We have modified each figure legend to state which statistical test was used in every data panel. Following the recommendation of the reviewers, we have transitioned to using estimation statistics and Cumming plots to represent our data and visualize the effect size of our results. We generated these plots using the freely available software on https://www.estimationstats.com/#/ based on the publication from Ho et al., 2019 (DOI: 10.1038/s41592-019-0470-3). These plots show both groups plotted on the upper raw data axes. The raw data is aligned vertically with a forest plot allowing for the visual and statistical comparison of the Cohen’s d for each condition. We have also stated the exact Cohen’s d value and p values in each legend description.
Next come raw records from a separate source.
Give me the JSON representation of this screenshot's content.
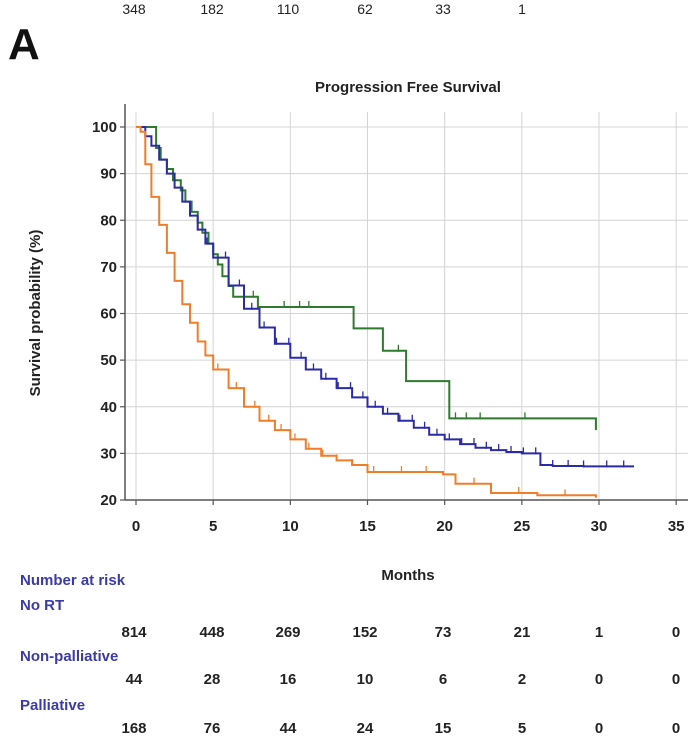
{
  "panel_letter": "A",
  "top_numbers": [
    "348",
    "182",
    "110",
    "62",
    "33",
    "1"
  ],
  "risk_table": {
    "title": "Number at risk",
    "groups": [
      {
        "name": "No RT",
        "counts": [
          "814",
          "448",
          "269",
          "152",
          "73",
          "21",
          "1",
          "0"
        ]
      },
      {
        "name": "Non-palliative",
        "counts": [
          "44",
          "28",
          "16",
          "10",
          "6",
          "2",
          "0",
          "0"
        ]
      },
      {
        "name": "Palliative",
        "counts": [
          "168",
          "76",
          "44",
          "24",
          "15",
          "5",
          "0",
          "0"
        ]
      }
    ]
  },
  "colors": {
    "no_rt": "#2b2ba8",
    "non_palliative": "#2e7a2e",
    "palliative": "#f07d28",
    "risk_label": "#3a3aa8",
    "grid": "#d4d4d4"
  },
  "chart_data": {
    "type": "line",
    "subtype": "kaplan-meier-step",
    "title": "Progression Free Survival",
    "xlabel": "Months",
    "ylabel": "Survival probability (%)",
    "xlim": [
      0,
      35
    ],
    "ylim": [
      20,
      100
    ],
    "xticks": [
      0,
      5,
      10,
      15,
      20,
      25,
      30,
      35
    ],
    "yticks": [
      20,
      30,
      40,
      50,
      60,
      70,
      80,
      90,
      100
    ],
    "grid": true,
    "series": [
      {
        "key": "non_palliative",
        "x": [
          0,
          0.3,
          1.3,
          1.6,
          2.0,
          2.4,
          2.9,
          3.2,
          3.6,
          4.0,
          4.3,
          4.7,
          5.0,
          5.3,
          5.6,
          6.0,
          6.3,
          7.4,
          7.9,
          8.7,
          14.1,
          15.1,
          16.0,
          17.5,
          20.3,
          29.8
        ],
        "y": [
          100,
          100,
          95.5,
          93,
          91,
          88.6,
          86.4,
          84,
          81.8,
          79.5,
          77.3,
          75,
          72.7,
          70.5,
          68,
          65.9,
          63.6,
          63.6,
          61.4,
          61.4,
          56.8,
          56.8,
          52,
          45.5,
          37.5,
          35
        ],
        "censor_x": [
          7.6,
          9.6,
          10.6,
          11.2,
          17.0,
          20.7,
          21.4,
          22.3,
          25.2
        ]
      },
      {
        "key": "no_rt",
        "x": [
          0,
          0.3,
          0.6,
          1.0,
          1.5,
          2.0,
          2.5,
          3.0,
          3.5,
          4.0,
          4.5,
          5.0,
          6.0,
          7.0,
          8.0,
          9.0,
          10.0,
          11.0,
          12.0,
          13.0,
          14.0,
          15.0,
          16.0,
          17.0,
          18.0,
          19.0,
          20.0,
          21.0,
          22.0,
          23.0,
          24.0,
          25.0,
          26.2,
          27.0,
          29.0,
          32.2
        ],
        "y": [
          100,
          100,
          98,
          96,
          93,
          90,
          87,
          84,
          81,
          78,
          75,
          72,
          66,
          61,
          57,
          53.5,
          50.5,
          48,
          46,
          44,
          42,
          40,
          38.5,
          37,
          35.5,
          34,
          33,
          32,
          31.2,
          30.7,
          30.3,
          30,
          27.5,
          27.3,
          27.2,
          27
        ],
        "censor_x": [
          3.5,
          4.6,
          5.8,
          6.7,
          7.5,
          8.3,
          9.1,
          9.9,
          10.7,
          11.5,
          12.3,
          13.1,
          13.9,
          14.7,
          15.5,
          16.3,
          17.1,
          17.9,
          18.7,
          19.5,
          20.3,
          21.1,
          21.9,
          22.7,
          23.5,
          24.3,
          25.1,
          25.9,
          27.0,
          28.0,
          29.0,
          30.5,
          31.6
        ]
      },
      {
        "key": "palliative",
        "x": [
          0,
          0.3,
          0.6,
          1.0,
          1.5,
          2.0,
          2.5,
          3.0,
          3.5,
          4.0,
          4.5,
          5.0,
          6.0,
          7.0,
          8.0,
          9.0,
          10.0,
          11.0,
          12.0,
          13.0,
          14.0,
          15.0,
          19.9,
          20.7,
          23.0,
          26.0,
          29.8
        ],
        "y": [
          100,
          99,
          92,
          85,
          79,
          73,
          67,
          62,
          58,
          54,
          51,
          48,
          44,
          40,
          37,
          35,
          33,
          31,
          29.5,
          28.5,
          27.5,
          26,
          25.5,
          23.5,
          21.5,
          21,
          20.5
        ],
        "censor_x": [
          5.3,
          6.5,
          7.7,
          8.6,
          9.4,
          10.3,
          11.2,
          12.1,
          13.0,
          14.0,
          15.4,
          17.2,
          18.8,
          21.9,
          24.8,
          27.8
        ]
      }
    ]
  }
}
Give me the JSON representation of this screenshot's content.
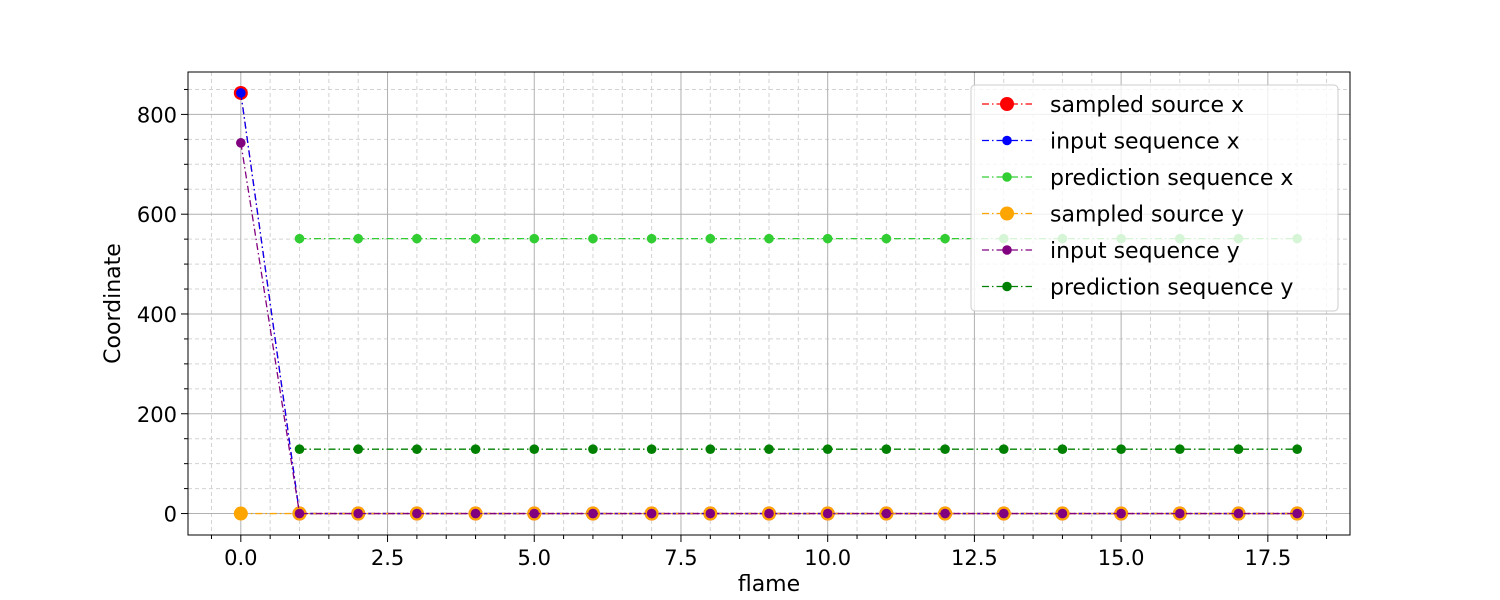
{
  "chart_data": {
    "type": "line",
    "title": "",
    "xlabel": "flame",
    "ylabel": "Coordinate",
    "xlim": [
      -0.9,
      18.9
    ],
    "ylim": [
      -43,
      885
    ],
    "xticks": [
      0.0,
      2.5,
      5.0,
      7.5,
      10.0,
      12.5,
      15.0,
      17.5
    ],
    "xtick_labels": [
      "0.0",
      "2.5",
      "5.0",
      "7.5",
      "10.0",
      "12.5",
      "15.0",
      "17.5"
    ],
    "yticks": [
      0,
      200,
      400,
      600,
      800
    ],
    "ytick_labels": [
      "0",
      "200",
      "400",
      "600",
      "800"
    ],
    "grid": true,
    "legend_position": "top-right",
    "series": [
      {
        "name": "sampled source x",
        "color": "#ff0000",
        "marker": "large",
        "x": [
          0,
          1,
          2,
          3,
          4,
          5,
          6,
          7,
          8,
          9,
          10,
          11,
          12,
          13,
          14,
          15,
          16,
          17,
          18
        ],
        "y": [
          843,
          0,
          0,
          0,
          0,
          0,
          0,
          0,
          0,
          0,
          0,
          0,
          0,
          0,
          0,
          0,
          0,
          0,
          0
        ]
      },
      {
        "name": "input sequence x",
        "color": "#0000ff",
        "marker": "small",
        "x": [
          0,
          1,
          2,
          3,
          4,
          5,
          6,
          7,
          8,
          9,
          10,
          11,
          12,
          13,
          14,
          15,
          16,
          17,
          18
        ],
        "y": [
          843,
          0,
          0,
          0,
          0,
          0,
          0,
          0,
          0,
          0,
          0,
          0,
          0,
          0,
          0,
          0,
          0,
          0,
          0
        ]
      },
      {
        "name": "prediction sequence x",
        "color": "#32cd32",
        "marker": "small",
        "x": [
          1,
          2,
          3,
          4,
          5,
          6,
          7,
          8,
          9,
          10,
          11,
          12,
          13,
          14,
          15,
          16,
          17,
          18
        ],
        "y": [
          551,
          551,
          551,
          551,
          551,
          551,
          551,
          551,
          551,
          551,
          551,
          551,
          551,
          551,
          551,
          551,
          551,
          551
        ]
      },
      {
        "name": "sampled source y",
        "color": "#ffa500",
        "marker": "large",
        "x": [
          0,
          1,
          2,
          3,
          4,
          5,
          6,
          7,
          8,
          9,
          10,
          11,
          12,
          13,
          14,
          15,
          16,
          17,
          18
        ],
        "y": [
          0,
          0,
          0,
          0,
          0,
          0,
          0,
          0,
          0,
          0,
          0,
          0,
          0,
          0,
          0,
          0,
          0,
          0,
          0
        ]
      },
      {
        "name": "input sequence y",
        "color": "#800080",
        "marker": "small",
        "x": [
          0,
          1,
          2,
          3,
          4,
          5,
          6,
          7,
          8,
          9,
          10,
          11,
          12,
          13,
          14,
          15,
          16,
          17,
          18
        ],
        "y": [
          743,
          0,
          0,
          0,
          0,
          0,
          0,
          0,
          0,
          0,
          0,
          0,
          0,
          0,
          0,
          0,
          0,
          0,
          0
        ]
      },
      {
        "name": "prediction sequence y",
        "color": "#008000",
        "marker": "small",
        "x": [
          1,
          2,
          3,
          4,
          5,
          6,
          7,
          8,
          9,
          10,
          11,
          12,
          13,
          14,
          15,
          16,
          17,
          18
        ],
        "y": [
          129,
          129,
          129,
          129,
          129,
          129,
          129,
          129,
          129,
          129,
          129,
          129,
          129,
          129,
          129,
          129,
          129,
          129
        ]
      }
    ]
  }
}
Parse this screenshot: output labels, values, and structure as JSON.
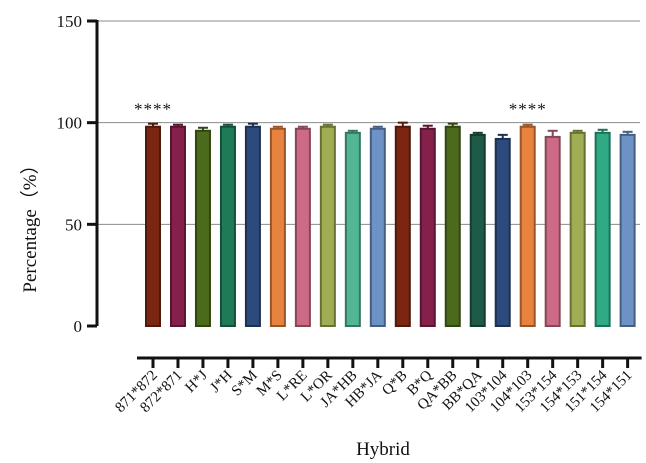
{
  "chart_data": {
    "type": "bar",
    "title": "",
    "xlabel": "Hybrid",
    "ylabel": "Percentage（%）",
    "ylim": [
      0,
      150
    ],
    "yticks": [
      0,
      50,
      100,
      150
    ],
    "grid": "horizontal",
    "categories": [
      "871*872",
      "872*871",
      "H*J",
      "J*H",
      "S*M",
      "M*S",
      "L*RE",
      "L*OR",
      "JA*HB",
      "HB*JA",
      "Q*B",
      "B*Q",
      "QA*BB",
      "BB*QA",
      "103*104",
      "104*103",
      "153*154",
      "154*153",
      "151*154",
      "154*151"
    ],
    "values": [
      98,
      98,
      96,
      98,
      98,
      97,
      97,
      98,
      95,
      97,
      98,
      97,
      98,
      94,
      92,
      98,
      93,
      95,
      95,
      94
    ],
    "errors": [
      1.5,
      1,
      1.5,
      1,
      1.5,
      1,
      1,
      1,
      1,
      1,
      2,
      1.5,
      1.5,
      1,
      2,
      1,
      3,
      1,
      1.5,
      1.5
    ],
    "bar_colors": [
      "#7a2612",
      "#84204a",
      "#4c6a1c",
      "#1f7a58",
      "#2c4a7c",
      "#e8823f",
      "#cd6b86",
      "#a0ad52",
      "#52b694",
      "#6c92c6",
      "#7a2612",
      "#84204a",
      "#4c6a1c",
      "#1f5a48",
      "#2c4a7c",
      "#e8823f",
      "#cd6b86",
      "#a0ad52",
      "#2faa84",
      "#6c92c6"
    ],
    "annotations": [
      {
        "text": "****",
        "x_index": 0,
        "y": 107
      },
      {
        "text": "****",
        "x_index": 15,
        "y": 107
      }
    ]
  }
}
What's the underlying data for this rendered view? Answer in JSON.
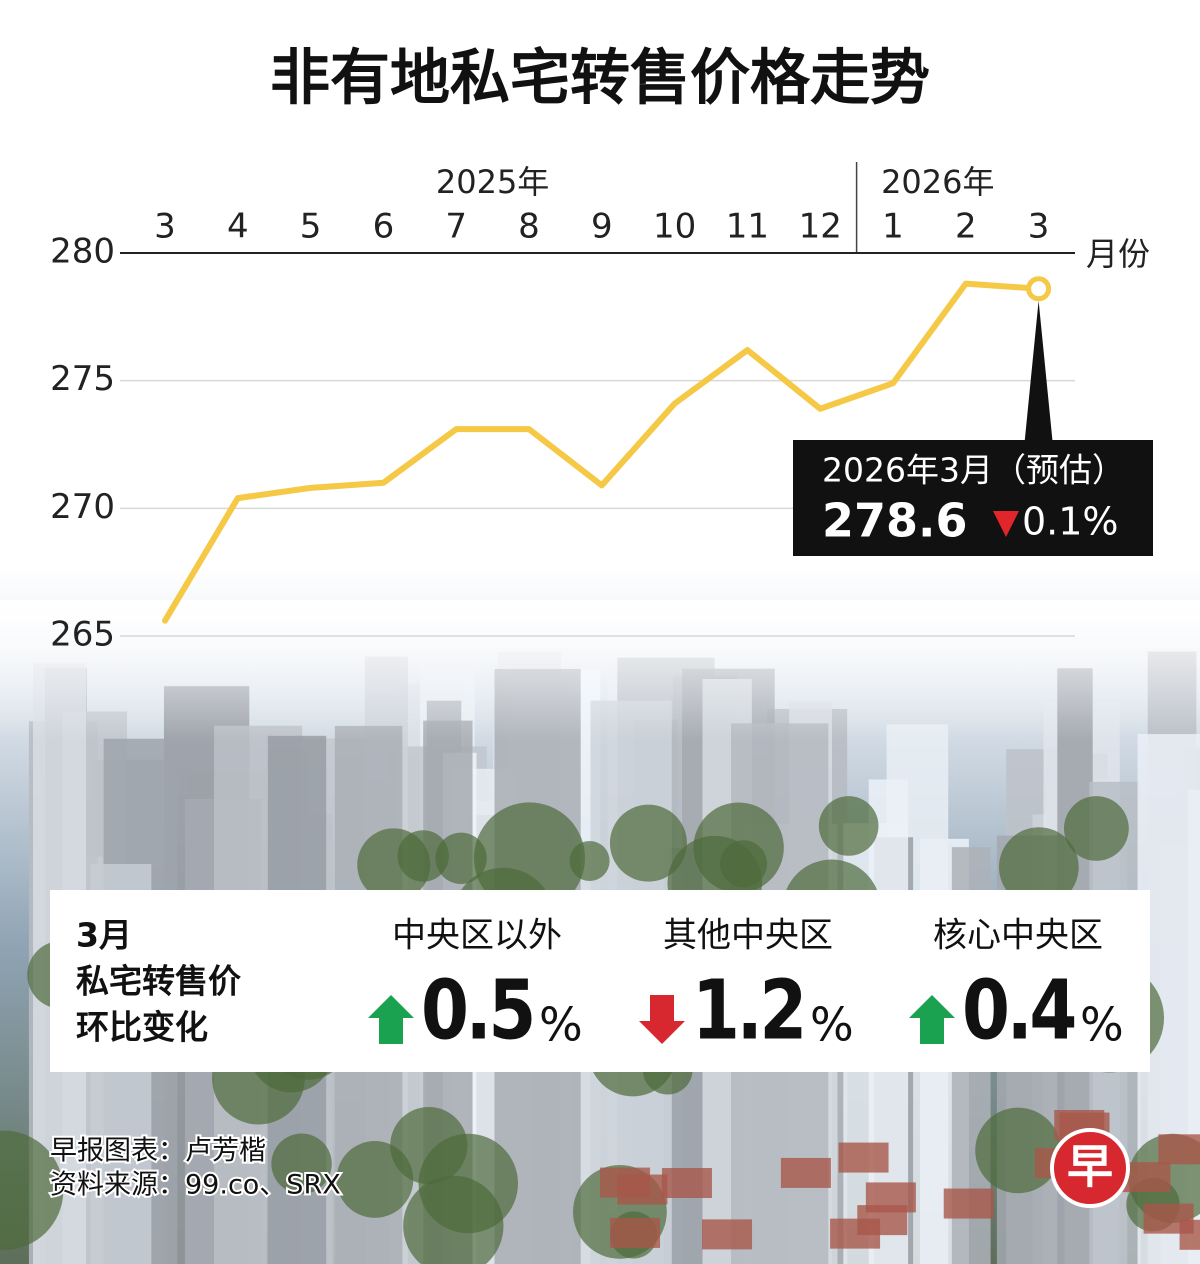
{
  "chart_data": {
    "type": "line",
    "title": "非有地私宅转售价格走势",
    "x_groups": [
      "2025年",
      "2026年"
    ],
    "categories": [
      "3",
      "4",
      "5",
      "6",
      "7",
      "8",
      "9",
      "10",
      "11",
      "12",
      "1",
      "2",
      "3"
    ],
    "x_label": "月份",
    "values": [
      265.6,
      270.4,
      270.8,
      271.0,
      273.1,
      273.1,
      270.9,
      274.1,
      276.2,
      273.9,
      274.9,
      278.8,
      278.6
    ],
    "color": "#f5c845",
    "ylim": [
      265,
      280
    ],
    "yticks": [
      265,
      270,
      275,
      280
    ],
    "grid": true,
    "annotation": {
      "title": "2026年3月（预估）",
      "change_label": "0.1%",
      "change_direction": "down"
    }
  },
  "summary": {
    "heading": [
      "3月",
      "私宅转售价",
      "环比变化"
    ],
    "regions": [
      {
        "name": "中央区以外",
        "change": "0.5",
        "unit": "%",
        "direction": "up"
      },
      {
        "name": "其他中央区",
        "change": "1.2",
        "unit": "%",
        "direction": "down"
      },
      {
        "name": "核心中央区",
        "change": "0.4",
        "unit": "%",
        "direction": "up"
      }
    ]
  },
  "credits": [
    "早报图表：卢芳楷",
    "资料来源：99.co、SRX"
  ],
  "logo": "早"
}
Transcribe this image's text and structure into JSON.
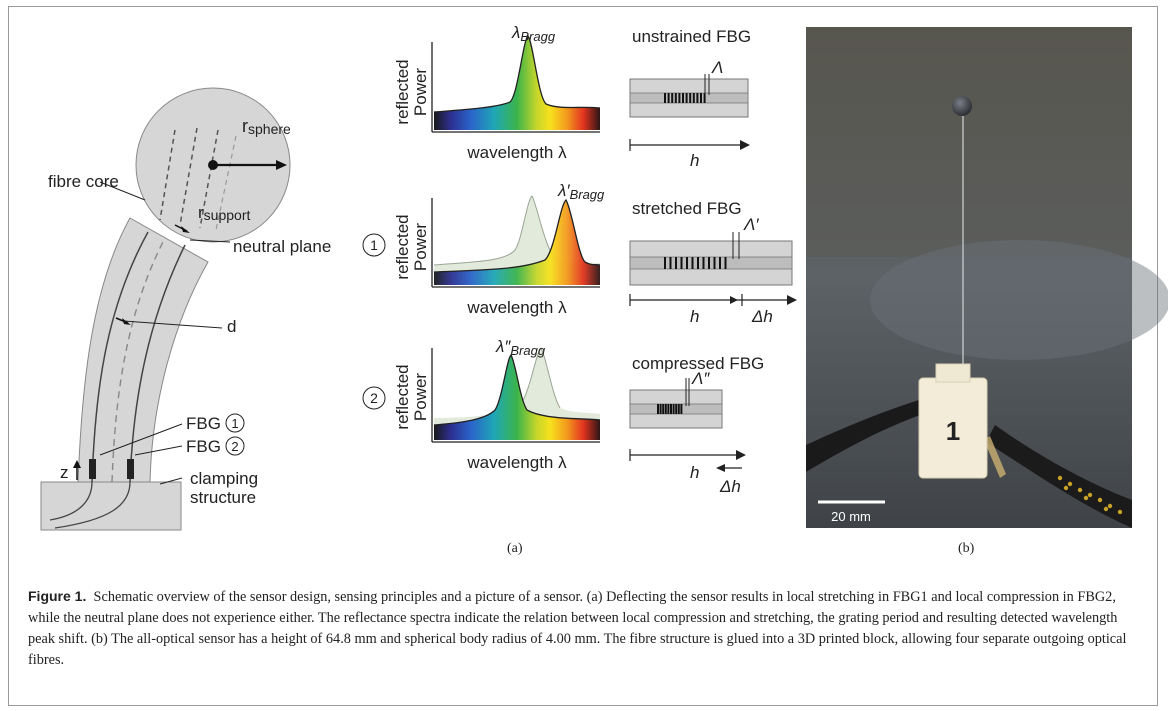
{
  "schematic": {
    "r_sphere": "r",
    "r_sphere_sub": "sphere",
    "fibre_core": "fibre core",
    "r_support": "r",
    "r_support_sub": "support",
    "neutral_plane": "neutral plane",
    "d": "d",
    "fbg1": "FBG",
    "fbg1_num": "1",
    "fbg2": "FBG",
    "fbg2_num": "2",
    "z": "z",
    "clamping_line1": "clamping",
    "clamping_line2": "structure"
  },
  "spectra": {
    "ylabel_line1": "reflected",
    "ylabel_line2": "Power",
    "xlabel": "wavelength λ",
    "row1": {
      "peak_label": "λ",
      "peak_sub": "Bragg",
      "title": "unstrained FBG",
      "period": "Λ",
      "length": "h"
    },
    "row2": {
      "marker": "1",
      "peak_label": "λ′",
      "peak_sub": "Bragg",
      "title": "stretched FBG",
      "period": "Λ′",
      "length": "h",
      "delta": "Δh"
    },
    "row3": {
      "marker": "2",
      "peak_label": "λ″",
      "peak_sub": "Bragg",
      "title": "compressed FBG",
      "period": "Λ″",
      "length": "h",
      "delta": "Δh"
    }
  },
  "photo": {
    "block_label": "1",
    "scale_bar": "20 mm"
  },
  "panel_labels": {
    "a": "(a)",
    "b": "(b)"
  },
  "caption": {
    "figure_label": "Figure 1.",
    "text": "Schematic overview of the sensor design, sensing principles and a picture of a sensor. (a) Deflecting the sensor results in local stretching in FBG1 and local compression in FBG2, while the neutral plane does not experience either. The reflectance spectra indicate the relation between local compression and stretching, the grating period and resulting detected wavelength peak shift. (b) The all-optical sensor has a height of 64.8 mm and spherical body radius of 4.00 mm. The fibre structure is glued into a 3D printed block, allowing four separate outgoing optical fibres."
  }
}
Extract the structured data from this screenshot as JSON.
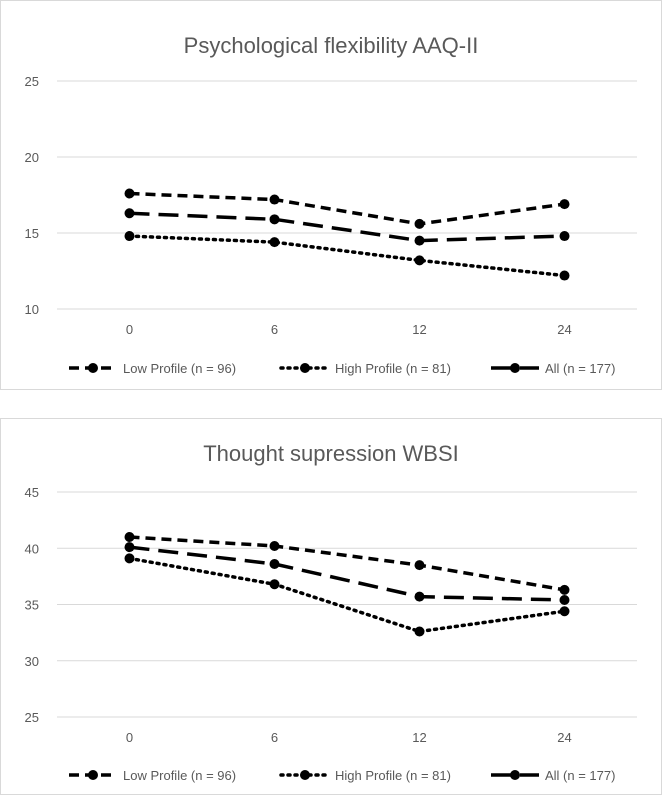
{
  "chart_data": [
    {
      "type": "line",
      "title": "Psychological flexibility AAQ-II",
      "xlabel": "",
      "ylabel": "",
      "categories": [
        "0",
        "6",
        "12",
        "24"
      ],
      "y_ticks": [
        "10",
        "15",
        "20",
        "25"
      ],
      "ylim": [
        10,
        25
      ],
      "grid": true,
      "legend_position": "bottom",
      "series": [
        {
          "name": "Low Profile (n = 96)",
          "style": "short-dash",
          "values": [
            17.6,
            17.2,
            15.6,
            16.9
          ]
        },
        {
          "name": "High Profile (n = 81)",
          "style": "dotted",
          "values": [
            14.8,
            14.4,
            13.2,
            12.2
          ]
        },
        {
          "name": "All (n = 177)",
          "style": "long-dash",
          "values": [
            16.3,
            15.9,
            14.5,
            14.8
          ]
        }
      ]
    },
    {
      "type": "line",
      "title": "Thought supression WBSI",
      "xlabel": "",
      "ylabel": "",
      "categories": [
        "0",
        "6",
        "12",
        "24"
      ],
      "y_ticks": [
        "25",
        "30",
        "35",
        "40",
        "45"
      ],
      "ylim": [
        25,
        45
      ],
      "grid": true,
      "legend_position": "bottom",
      "series": [
        {
          "name": "Low Profile (n = 96)",
          "style": "short-dash",
          "values": [
            41.0,
            40.2,
            38.5,
            36.3
          ]
        },
        {
          "name": "High Profile (n = 81)",
          "style": "dotted",
          "values": [
            39.1,
            36.8,
            32.6,
            34.4
          ]
        },
        {
          "name": "All (n = 177)",
          "style": "long-dash",
          "values": [
            40.1,
            38.6,
            35.7,
            35.4
          ]
        }
      ]
    }
  ]
}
We have revised the Statistical Analysis subsection of the Methods section (lines 829-839) to describe these changes:

“Statistical Analysis

Sample sizes are indicated in corresponding figures. Cumming estimation plots were generated and Cohen’s d in all plots (except Figure 5D) was calculated using an online estimation stats tool (https://www.estimationstats.com). Estimation plots show the raw data plotted on the upper axes with bars beside each group denoting the sample mean ± s.d.; the mean difference and Cohen’s d effect size is plotted on the lower axes. On the lower plot, the mean difference is depicted as a dot; the 95% confidence interval is indicated by the ends of the bold vertical error bar. OriginPro 2020 (OriginLab Corporation) was used for calculating p values (for all figures except for Figure 5D) and generating plots used in Figure 1B, 2B-D, 3D-G, 4G, 5D, Figure 1—figure supplement 2 and Figure 2—figure supplements 1-3. All plots generated in OriginLab are presented as the mean ± SEM. Statistical tests used to calculate p values are indicated in figure legends. For Figure 5D, a Python script was used for calculating Cohen’s d and p values.”

In view of the extensive new results included in our resubmitted manuscript we have also revised the Discussion section.